More than 50 people gathered at a mural of George Floyd in Salt Lake City on Tuesday night to mourn him one year after his death. Vigil attendees took turns setting candles and bouquets beneath the mural as Bob Marley played from a speaker. One person burned sage beside the piece of artwork.
Local activists gave speeches about Floyd’s death and the state of policing in Utah.
Rae Duckworth, whose cousin Bobby Ray Duckworth was killed by police in 2019, said in a speech that the change that has happened since Floyd’s death isn’t adequate. She said people should call legislatures, mayors and city council members to demand that police officers be held accountable and to advocate for an end to qualified immunity.

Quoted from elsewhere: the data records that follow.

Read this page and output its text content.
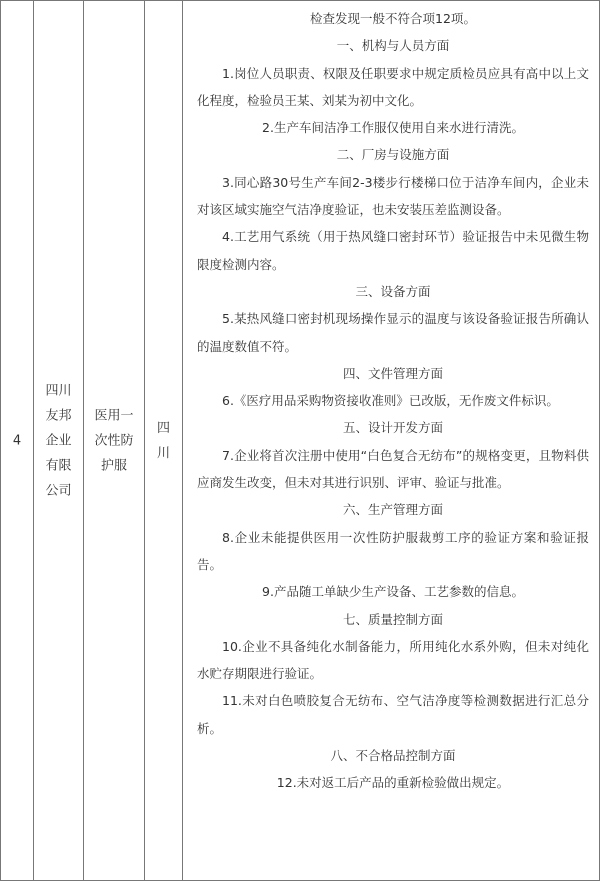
4
四川友邦企业有限公司
医用一次性防护服
四川

检查发现一般不符合项12项。

一、机构与人员方面

1.岗位人员职责、权限及任职要求中规定质检员应具有高中以上文化程度，检验员王某、刘某为初中文化。

2.生产车间洁净工作服仅使用自来水进行清洗。

二、厂房与设施方面

3.同心路30号生产车间2-3楼步行楼梯口位于洁净车间内，企业未对该区域实施空气洁净度验证，也未安装压差监测设备。

4.工艺用气系统（用于热风缝口密封环节）验证报告中未见微生物限度检测内容。

三、设备方面

5.某热风缝口密封机现场操作显示的温度与该设备验证报告所确认的温度数值不符。

四、文件管理方面

6.《医疗用品采购物资接收准则》已改版，无作废文件标识。

五、设计开发方面

7.企业将首次注册中使用“白色复合无纺布”的规格变更，且物料供应商发生改变，但未对其进行识别、评审、验证与批准。

六、生产管理方面

8.企业未能提供医用一次性防护服裁剪工序的验证方案和验证报告。

9.产品随工单缺少生产设备、工艺参数的信息。

七、质量控制方面

10.企业不具备纯化水制备能力，所用纯化水系外购，但未对纯化水贮存期限进行验证。

11.未对白色喷胶复合无纺布、空气洁净度等检测数据进行汇总分析。

八、不合格品控制方面

12.未对返工后产品的重新检验做出规定。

She began to cry during her speech and said it was a “hard and heavy” day.
“It is very, very hard to stand in front of a crowd of my community members and explain why I matter,” she said, after leading a Black Lives Matter chant.

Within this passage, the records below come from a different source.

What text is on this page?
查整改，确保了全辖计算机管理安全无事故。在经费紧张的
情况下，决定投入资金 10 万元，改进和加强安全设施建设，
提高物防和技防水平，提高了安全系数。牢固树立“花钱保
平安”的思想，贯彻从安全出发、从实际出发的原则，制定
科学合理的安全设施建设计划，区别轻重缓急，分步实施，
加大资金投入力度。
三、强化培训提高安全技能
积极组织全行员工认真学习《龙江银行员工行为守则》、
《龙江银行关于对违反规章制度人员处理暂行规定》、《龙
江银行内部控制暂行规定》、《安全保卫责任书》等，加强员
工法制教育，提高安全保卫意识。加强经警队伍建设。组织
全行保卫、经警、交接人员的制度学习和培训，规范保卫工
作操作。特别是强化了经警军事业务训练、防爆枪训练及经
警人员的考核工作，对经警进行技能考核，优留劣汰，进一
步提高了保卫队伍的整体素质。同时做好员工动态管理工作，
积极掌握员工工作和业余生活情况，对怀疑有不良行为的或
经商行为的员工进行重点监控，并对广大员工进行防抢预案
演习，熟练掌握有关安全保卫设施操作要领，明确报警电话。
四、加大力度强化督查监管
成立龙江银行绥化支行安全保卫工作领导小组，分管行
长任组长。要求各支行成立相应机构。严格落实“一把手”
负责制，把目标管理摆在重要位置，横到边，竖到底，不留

Speaker Aaron Adams said Floyd’s murder was cold, calm and callous. “This is our modern-day Emmett Till, right here,” he said, referring to the Black 14-year-old who was lynched in Mississippi in 1955 after he was accused of offending a white woman.
Ty Bellamy, founder and president of the Black Lives for Humanity Movement, said Black and brown people in Utah experience racism every day, from neighbors who don’t want them in their neighborhood and clerks who aren’t happy to see them in stores.
“The world rose up when they saw a man murdered blatantly and so comfortably on video, but this isn’t new to us,” she said.